Dahlia (dahlia pinnata) is part of the Asteraceae family in the order of asterales and genus dahlia. There are more than 35 species of dahlia in every color imaginable and they come in all sizes and shapes. Some common names are:

  • Chiapas
  • Columbia
  • Distrito Federal
  • Durango
  • Guerrero
  • Hidalgo
  • Oaxaca

Causes of Dahlia Poisoning in Dogs

The toxic substance in the dahlia is unknown at this time, but the cause of dahlia poisoning is consumption of or exposure to the flower, roots, or leaves. Gastrointestinal irritation (most often of a mild form), and epidermis irritation are caused by exposure to the plant.

Diagnosis of Dahlia Poisoning in Dogs

When you arrive at the veterinarian clinic, provide the veterinary team with as much information as possible about the exposure to the dahlia, such as how much was consumed and how long ago the incident took place. The team will assist the veterinarian as a physical examination is done. Your pet’s heart rate, pulse, and reflexes will be checked. If he is vomiting, the vomitus may be examined for particles of the plant.

Standard testing in any medical situation often includes complete blood count, serum chemistry, urinalysis, and fecal sample.
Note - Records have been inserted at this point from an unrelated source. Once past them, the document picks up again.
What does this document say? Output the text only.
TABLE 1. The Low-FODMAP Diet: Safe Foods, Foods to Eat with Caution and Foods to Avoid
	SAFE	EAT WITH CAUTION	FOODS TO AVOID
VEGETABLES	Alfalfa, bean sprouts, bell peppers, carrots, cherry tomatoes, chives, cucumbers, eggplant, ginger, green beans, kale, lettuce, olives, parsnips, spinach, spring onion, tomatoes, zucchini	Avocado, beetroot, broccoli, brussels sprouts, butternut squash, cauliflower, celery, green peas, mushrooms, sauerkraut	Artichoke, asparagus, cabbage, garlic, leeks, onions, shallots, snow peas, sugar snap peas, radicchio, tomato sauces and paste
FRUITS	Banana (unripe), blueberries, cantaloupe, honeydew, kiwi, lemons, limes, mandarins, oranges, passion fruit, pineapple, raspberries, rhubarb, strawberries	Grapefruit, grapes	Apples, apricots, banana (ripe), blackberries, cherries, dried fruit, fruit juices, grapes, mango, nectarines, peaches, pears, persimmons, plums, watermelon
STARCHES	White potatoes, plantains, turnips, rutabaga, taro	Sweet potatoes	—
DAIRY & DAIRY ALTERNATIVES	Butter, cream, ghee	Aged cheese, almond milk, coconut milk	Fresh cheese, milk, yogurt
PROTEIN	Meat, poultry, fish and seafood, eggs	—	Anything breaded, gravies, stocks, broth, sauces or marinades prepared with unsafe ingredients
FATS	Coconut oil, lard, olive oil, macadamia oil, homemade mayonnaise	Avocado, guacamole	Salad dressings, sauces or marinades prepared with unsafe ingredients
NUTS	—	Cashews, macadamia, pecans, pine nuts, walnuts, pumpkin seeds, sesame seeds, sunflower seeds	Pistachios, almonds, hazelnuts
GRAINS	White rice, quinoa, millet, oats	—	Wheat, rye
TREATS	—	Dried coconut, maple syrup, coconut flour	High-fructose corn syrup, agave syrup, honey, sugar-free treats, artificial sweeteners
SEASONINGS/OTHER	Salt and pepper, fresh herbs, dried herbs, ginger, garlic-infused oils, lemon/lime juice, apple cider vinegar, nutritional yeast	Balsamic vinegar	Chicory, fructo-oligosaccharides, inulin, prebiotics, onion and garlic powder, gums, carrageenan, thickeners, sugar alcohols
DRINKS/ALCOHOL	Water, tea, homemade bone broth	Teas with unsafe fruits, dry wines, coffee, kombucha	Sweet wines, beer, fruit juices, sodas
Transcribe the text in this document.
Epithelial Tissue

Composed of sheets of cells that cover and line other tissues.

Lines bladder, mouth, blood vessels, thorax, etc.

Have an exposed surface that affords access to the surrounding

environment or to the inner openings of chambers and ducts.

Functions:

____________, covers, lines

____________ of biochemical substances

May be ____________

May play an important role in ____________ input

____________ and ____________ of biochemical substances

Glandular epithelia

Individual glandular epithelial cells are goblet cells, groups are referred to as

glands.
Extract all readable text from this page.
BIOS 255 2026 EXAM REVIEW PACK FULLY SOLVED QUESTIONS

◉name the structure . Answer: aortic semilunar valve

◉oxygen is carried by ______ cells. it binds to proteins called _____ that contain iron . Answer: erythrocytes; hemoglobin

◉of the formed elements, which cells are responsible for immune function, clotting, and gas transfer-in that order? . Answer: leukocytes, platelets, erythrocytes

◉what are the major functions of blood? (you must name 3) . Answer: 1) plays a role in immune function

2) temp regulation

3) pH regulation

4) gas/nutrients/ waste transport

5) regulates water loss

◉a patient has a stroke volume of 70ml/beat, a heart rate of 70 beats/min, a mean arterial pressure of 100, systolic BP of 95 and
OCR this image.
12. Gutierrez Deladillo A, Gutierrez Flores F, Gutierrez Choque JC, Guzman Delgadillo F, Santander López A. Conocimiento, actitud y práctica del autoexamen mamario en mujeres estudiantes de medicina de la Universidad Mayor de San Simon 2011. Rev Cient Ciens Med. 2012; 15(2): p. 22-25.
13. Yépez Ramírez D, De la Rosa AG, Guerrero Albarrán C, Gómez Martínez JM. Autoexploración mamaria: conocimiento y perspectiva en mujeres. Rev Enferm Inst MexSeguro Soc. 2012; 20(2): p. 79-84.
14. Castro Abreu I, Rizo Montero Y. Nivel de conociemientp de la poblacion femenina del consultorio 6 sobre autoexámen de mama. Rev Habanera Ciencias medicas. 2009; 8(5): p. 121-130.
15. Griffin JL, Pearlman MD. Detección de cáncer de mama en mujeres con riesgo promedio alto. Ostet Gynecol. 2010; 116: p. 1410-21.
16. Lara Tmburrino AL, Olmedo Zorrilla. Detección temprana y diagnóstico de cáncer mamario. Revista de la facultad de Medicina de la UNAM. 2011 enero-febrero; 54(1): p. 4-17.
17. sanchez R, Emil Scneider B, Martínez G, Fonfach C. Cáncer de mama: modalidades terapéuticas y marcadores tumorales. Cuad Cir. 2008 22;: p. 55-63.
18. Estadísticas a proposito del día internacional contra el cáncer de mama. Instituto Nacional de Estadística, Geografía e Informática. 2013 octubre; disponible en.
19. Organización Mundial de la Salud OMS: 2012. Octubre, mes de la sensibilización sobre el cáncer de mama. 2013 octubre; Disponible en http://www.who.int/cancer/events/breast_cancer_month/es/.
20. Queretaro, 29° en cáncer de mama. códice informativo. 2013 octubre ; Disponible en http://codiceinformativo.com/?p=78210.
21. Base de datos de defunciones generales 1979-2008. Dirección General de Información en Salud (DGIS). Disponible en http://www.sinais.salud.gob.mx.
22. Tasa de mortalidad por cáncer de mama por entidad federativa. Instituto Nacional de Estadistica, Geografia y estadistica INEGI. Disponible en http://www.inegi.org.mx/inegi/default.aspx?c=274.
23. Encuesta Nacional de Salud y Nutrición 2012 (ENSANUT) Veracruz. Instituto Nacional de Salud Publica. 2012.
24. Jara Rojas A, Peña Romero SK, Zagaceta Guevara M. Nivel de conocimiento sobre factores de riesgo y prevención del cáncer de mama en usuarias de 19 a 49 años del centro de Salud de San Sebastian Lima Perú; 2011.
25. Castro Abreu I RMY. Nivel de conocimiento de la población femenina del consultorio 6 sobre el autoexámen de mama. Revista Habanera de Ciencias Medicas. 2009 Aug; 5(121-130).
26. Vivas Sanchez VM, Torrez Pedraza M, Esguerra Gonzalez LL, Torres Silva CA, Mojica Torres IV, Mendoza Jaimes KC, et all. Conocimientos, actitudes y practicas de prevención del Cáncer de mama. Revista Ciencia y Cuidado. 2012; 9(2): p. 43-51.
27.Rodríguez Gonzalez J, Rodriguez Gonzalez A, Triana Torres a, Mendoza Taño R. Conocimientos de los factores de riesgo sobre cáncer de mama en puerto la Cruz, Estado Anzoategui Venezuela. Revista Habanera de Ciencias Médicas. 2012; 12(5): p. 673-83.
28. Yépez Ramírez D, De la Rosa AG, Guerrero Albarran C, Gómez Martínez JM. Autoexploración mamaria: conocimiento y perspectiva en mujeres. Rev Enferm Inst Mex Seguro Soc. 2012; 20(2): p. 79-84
These tests are used to evaluate the condition of your dog, and to rule out if there are any underlying illnesses that could complicate the toxicity, no matter how mild. The team will take a close look at your dog’s fur and skin to see if the dermal exposure has left any effects that will need to be addressed.

Treatment of Dahlia Poisoning in Dogs

Your dog’s treatment plan will depend on how much was consumed and what the test results show. Most often, triggering emesis (vomiting) with a hydrogen peroxide solution is done to get rid of as much of the plant as possible. Activated charcoal will be given to soak up the toxins, and a gastric lavage will rid the body of whatever remains. Intravenous fluids will be given to flush the kidneys and prevent dehydration caused by vomiting and diarrhea. If your dog has any skin irritation, the veterinarian will prescribe a topical ointment to relieve the inflammation, pain, and itching.

Recovery of Dahlia Poisoning in Dogs

As long as you got professional help for your dog, dahlia poisoning is usually cleared up without complications within 24 hours. The skin irritation may continue for several weeks, but the medication should help and you should call your veterinarian if you have any concerns or questions. Depending on the amount of dahlias your dog consumed, the chance of recovery is good as long as there are no underlying complications or infection. To prevent this from happening again, remove the dahlia plants and any other toxic plants from the areas that your dog is able to reach. Return for a follow up appointment as needed and call if there are any questions as your dog recovers.